Groups, by themselves, don't have any phase parameter. So, you cannot create a group and then change it's phase.
However, individual members of the group (accessed via 'Edit Group' function) have phase parameters. (more detail about this below!)
When you create a group, the group can have elements that belong to one phase or multiple phases. Irrespective of the phase of the view the Group was created, the sub elements of the group live in their respective phases within the group. The pictures below show an Existing Phase view (on the left) and a New Construction view (on the right) with the same instances of the groups.
However, when you copy any group, the new instance of the group takes the phase of the current VIEW (similar to the ROOM object). This also means, that if a group has elements from many phases, all these elements become part of the phase of the current view. The pic below shows originals and copies of different groups, all becoming part of New Construction, which is the phase of the current view.

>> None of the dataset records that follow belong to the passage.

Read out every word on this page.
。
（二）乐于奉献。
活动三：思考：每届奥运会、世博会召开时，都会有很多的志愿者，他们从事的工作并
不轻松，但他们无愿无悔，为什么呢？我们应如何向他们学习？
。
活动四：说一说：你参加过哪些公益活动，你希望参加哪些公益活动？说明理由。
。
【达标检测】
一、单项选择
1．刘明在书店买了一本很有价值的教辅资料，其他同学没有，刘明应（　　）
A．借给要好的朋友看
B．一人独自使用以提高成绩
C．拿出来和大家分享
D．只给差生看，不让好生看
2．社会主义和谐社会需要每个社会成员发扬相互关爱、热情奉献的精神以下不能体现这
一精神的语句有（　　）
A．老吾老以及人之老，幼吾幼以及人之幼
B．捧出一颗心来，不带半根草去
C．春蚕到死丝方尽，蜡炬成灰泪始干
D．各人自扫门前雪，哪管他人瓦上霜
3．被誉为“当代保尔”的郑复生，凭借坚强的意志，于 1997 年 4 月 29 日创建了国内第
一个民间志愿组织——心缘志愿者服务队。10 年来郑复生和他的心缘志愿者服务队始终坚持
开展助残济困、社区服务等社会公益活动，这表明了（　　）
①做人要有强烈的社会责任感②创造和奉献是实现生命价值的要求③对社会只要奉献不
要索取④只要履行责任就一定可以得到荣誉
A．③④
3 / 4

In RVT 2008: Changing the phase of the elements that comprise a group - using the Edit Group function - results in unpredictable results based on the phase of the current view. Moving objects from one phase to another does not get propagated correctly to other instances of the group. Depending on the current view, the phase parameter gets swapped / unchanged, etc.
In RVT 2009: Changing the phase of the elements that comprise a group - using the Edit Group function - changes only the phase of those particular elements in that particular instance of the group. The change does NOT get propagated to other instances.
- The effective way to propagate changes in the phase of the elements is to create a new group with elements in different phases and then swap this new group with the old ones.
- To assign a specific phase for a group, create it in the view which has this specific phase assigned to it.
You can create a group by copying, copy/pasting, mirroring, dragging from the project browser > Groups, etc.